Just like Arrow Lake’s E-Cores, Goldmont Plus can hit L2 and be completely unaffected by split locks. DRAM bandwidth does take a substantial drop, but latency only regresses slightly. It’s worth noting that Goldmont Plus starts with very poor baseline DRAM latency though.

Slight differences in L1D and L2 performance can be attributed to lower clock speeds, since I didn’t underclock the chip.

Both Geekbench 6 workloads show performance regressions, but it’s not much considering there’s also multi-core clock speed drops in the mix. Much of the score decrease for asset compression can probably be attributed to lower clocks. The photo filter workload definitely suffers, but not to the same extent as Arrow Lake or AMD’s Zen 2 or Zen 5.

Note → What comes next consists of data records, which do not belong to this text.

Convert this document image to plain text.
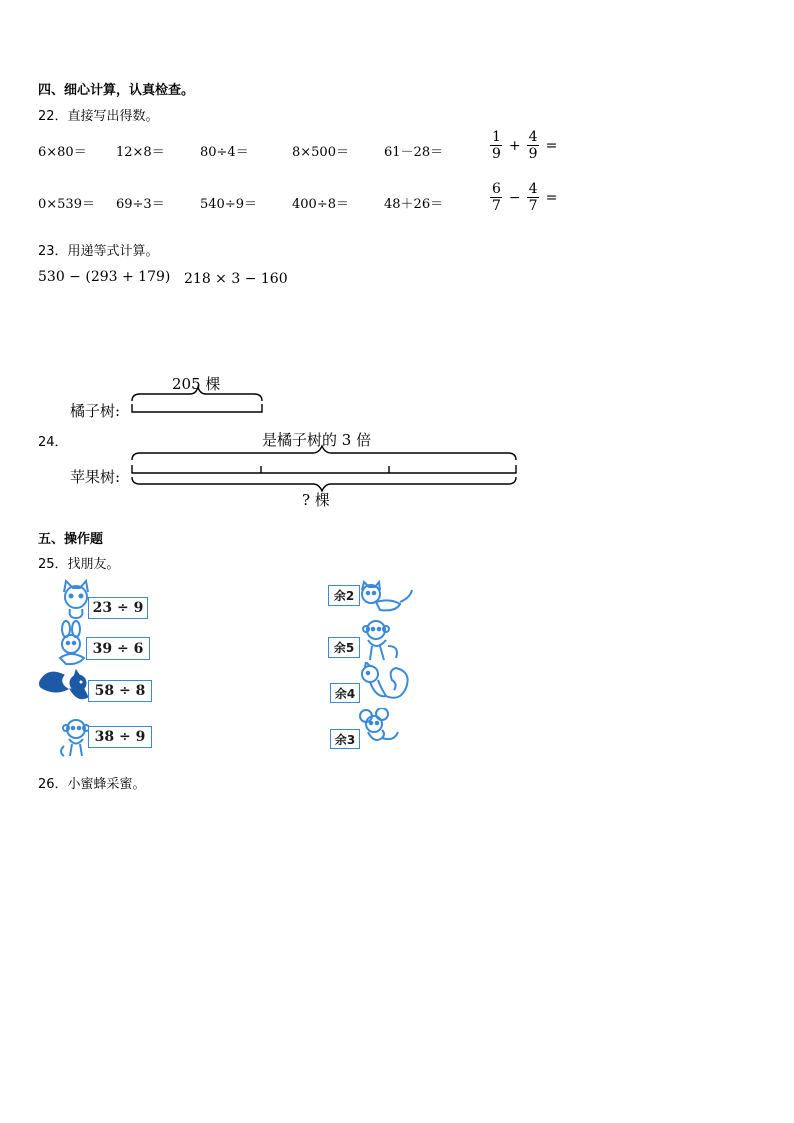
四、细心计算，认真检查。
22．直接写出得数。
6×80＝ 12×8＝	80÷4＝	8×500＝	61－28＝
1
9
+
4
9
=
0×539＝ 69÷3＝	540÷9＝	400÷8＝	48＋26＝
6
7
−
4
7
=
23．用递等式计算。
530 − (293 + 179) 218 × 3 − 160
205 棵
橘子树:
24．	是橘子树的 3 倍
苹果树:
? 棵
五、操作题
25．找朋友。
23 ÷ 9
39 ÷ 6
58 ÷ 8
38 ÷ 9
余2
余5
余4
余3
26．小蜜蜂采蜜。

What’s a Bus Lock, Really?

The term “bus lock” dates back to early multiprocessor systems, which placed multiple CPUs on a shared bus. Each CPU had its bus pins connected to the same motherboard traces, which connected them to the chipset. Locking the bus prevents other CPUs from making memory accesses, preventing them from interfering with atomic operations. Modern CPUs no longer use a shared bus, and instead use non-blocking, distributed interconnect setups. It’s not clear what a “bus lock” really means. And while Intel and AMD still use the terminology, “bus locks” caused by split locks clearly have a range of effects depending on the hardware in question.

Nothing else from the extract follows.